The DNAinfo archives brought to you by WNYC.
Read the press release here.

9/11 Families Fight to Block City's Plan for Unidentified Remains

By Julie Shapiro | June 2, 2011 2:05pm | Updated on June 3, 2011 6:48am
Rosemary Cain, center, held a picture of her son George Cain, who was killed on 9/11. Lawyer Norman Siegel, right, is advocating for the city to release the addresses of all 9/11 family members so they can be informed of the plans for unidentified remains.
Rosemary Cain, center, held a picture of her son George Cain, who was killed on 9/11. Lawyer Norman Siegel, right, is advocating for the city to release the addresses of all 9/11 family members so they can be informed of the plans for unidentified remains.
View Full Caption
DNAinfo/Julie Shapiro

By Julie Shapiro

DNAinfo Reporter/Producer

LOWER MANHATTAN — Family members of 9/11 victims are ramping up their efforts to derail the city's plan to entomb thousands of unidentified human remains in a museum at Ground Zero.

More than a dozen families say they were never told that the 9,000 unidentified remains would be placed 70 feet below street level, which they find disrespectful.

As the 10th anniversary of the attacks approaches, the families are calling on the city to release the addresses of all 2,749 victims' relatives, so that they can be informed of the plans and give their opinion.

"Mayor Bloomberg and his cronies do not own my son," Rosemary Cain, whose firefighter son, George Cain, was killed, said at a press conference near the World Trade Center on Thursday.

"These are our beloved remains. We have the right to decide where they will spend eternity."

Cain and others object to having to descend through a public museum to reach the remains, which will sit in a sealed space between the Twin Towers footprints.

More than 1,100 families have never received any remains of their loved ones following the attacks on Sept. 11, 2001.

Norman Siegel, a lawyer representing the families, said it was the city's job to notify the families about the plans for the remains, but since the city has not done so, the families are now taking the responsibility upon themselves.

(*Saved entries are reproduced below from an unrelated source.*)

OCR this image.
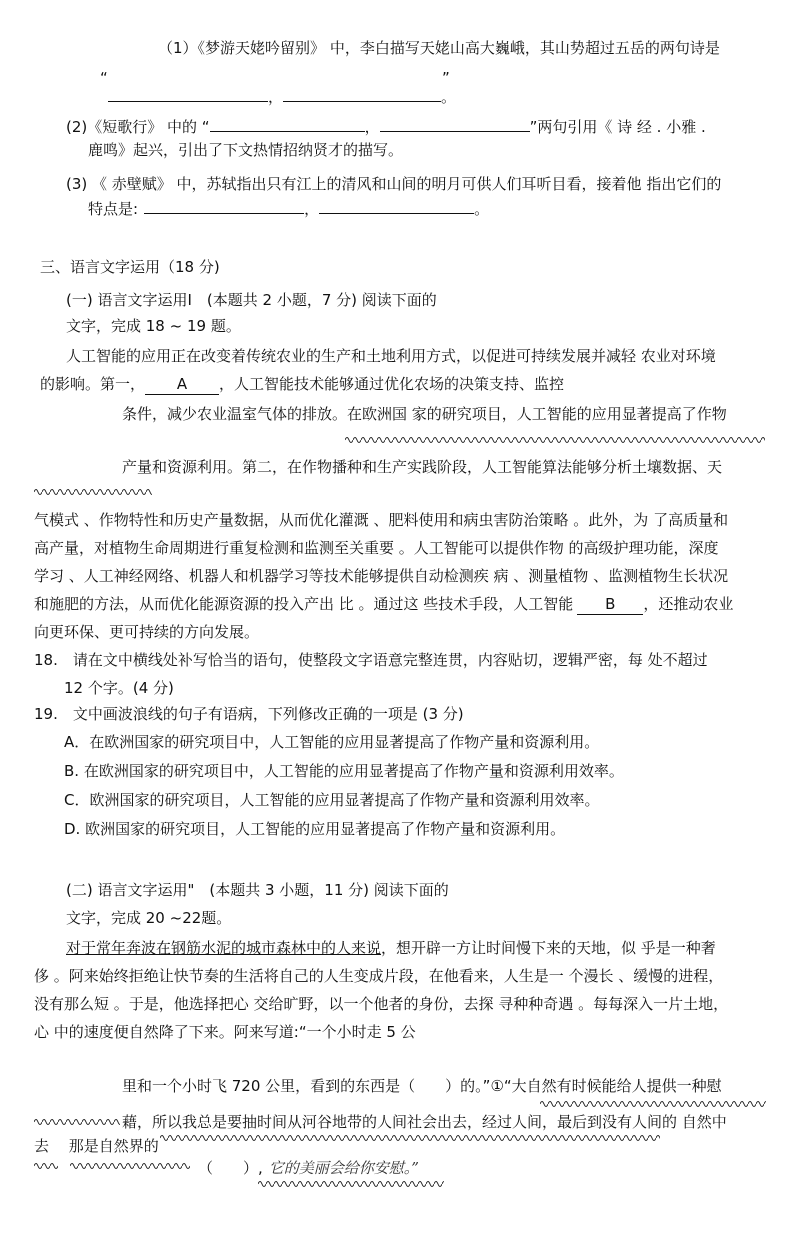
（1）《梦游天姥吟留别》 中，李白描写天姥山高大巍峨，其山势超过五岳的两句诗是
“	”
，	。
(2)《短歌行》 中的 “	，	”两句引用《 诗 经 . 小雅 .
鹿鸣》起兴，引出了下文热情招纳贤才的描写。
(3) 《 赤壁赋》 中，苏轼指出只有江上的清风和山间的明月可供人们耳听目看，接着他 指出它们的
特点是:	，	。
三、语言文字运用（18 分)
(一) 语言文字运用Ⅰ　(本题共 2 小题，7 分) 阅读下面的
文字，完成 18 ~ 19 题。
人工智能的应用正在改变着传统农业的生产和土地利用方式，以促进可持续发展并减轻 农业对环境
的影响。第一， A ，人工智能技术能够通过优化农场的决策支持、监控
条件，减少农业温室气体的排放。在欧洲国 家的研究项目，人工智能的应用显著提高了作物
产量和资源利用。第二，在作物播种和生产实践阶段，人工智能算法能够分析土壤数据、天
气模式 、作物特性和历史产量数据，从而优化灌溉 、肥料使用和病虫害防治策略 。此外，为 了高质量和
高产量，对植物生命周期进行重复检测和监测至关重要 。人工智能可以提供作物 的高级护理功能，深度
学习 、人工神经网络、机器人和机器学习等技术能够提供自动检测疾 病 、测量植物 、监测植物生长状况
和施肥的方法，从而优化能源资源的投入产出 比 。通过这 些技术手段，人工智能 B ，还推动农业
向更环保、更可持续的方向发展。
18.　请在文中横线处补写恰当的语句，使整段文字语意完整连贯，内容贴切，逻辑严密，每 处不超过
12 个字。(4 分)
19.　文中画波浪线的句子有语病，下列修改正确的一项是 (3 分)
A．在欧洲国家的研究项目中，人工智能的应用显著提高了作物产量和资源利用。
B. 在欧洲国家的研究项目中，人工智能的应用显著提高了作物产量和资源利用效率。
C．欧洲国家的研究项目，人工智能的应用显著提高了作物产量和资源利用效率。
D. 欧洲国家的研究项目，人工智能的应用显著提高了作物产量和资源利用。
(二) 语言文字运用"　(本题共 3 小题，11 分) 阅读下面的
文字，完成 20 ~22题。
对于常年奔波在钢筋水泥的城市森林中的人来说，想开辟一方让时间慢下来的天地，似 乎是一种奢
侈 。阿来始终拒绝让快节奏的生活将自己的人生变成片段，在他看来，人生是一 个漫长 、缓慢的进程，
没有那么短 。于是，他选择把心 交给旷野，以一个他者的身份，去探 寻种种奇遇 。每每深入一片土地，
心 中的速度便自然降了下来。阿来写道:“一个小时走 5 公
里和一个小时飞 720 公里，看到的东西是（　　）的。”①“大自然有时候能给人提供一种慰
藉，所以我总是要抽时间从河谷地带的人间社会出去，经过人间，最后到没有人间的 自然中
去　 那是自然界的
（　　）, 它的美丽会给你安慰。”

Siegel filed a Freedom of Information Law request Wednesday evening, asking the city for the addresses of all 9/11 families, so he can send them a letter asking their opinion.

A spokesman for the city said it would violate families' privacy to release their addresses, so "of course that is not something we will do."

Seigel said the privacy issues are moot, because he is requesting that the city turn the list of addresses over to a retired judge, who would serve as a neutral party and would use it only to send out a single mailing. Siegel said he and the families would never see the list.

A spokesman for the National September 11 Memorial & Museum said rebuilding officials have repeatedly consulted with families, through many mailings, forums and hearings over the past 10 years.

"[The families] have repeatedly stated it is essential the remains return to the sacred bedrock of the site," the spokesman said in a statement.

Several 9/11 family members recently wrote a letter of support for the current plan, saying it "treats the remains with the utmost care, respect and reverence."

But Jim Riches, whose firefighter son, Jim Riches Jr., was killed on 9/11, said the city is turning the remains into a tourist attraction by placing them in the museum.

Riches, a retired FDNY deputy chief, worked to recover human remains at Ground Zero in the months after 9/11 and said he and other workers always treated them with the utmost dignity.

"We saluted them as they [were] carried out," Riches said Thursday. "I wish the city would treat them with as much respect as we did."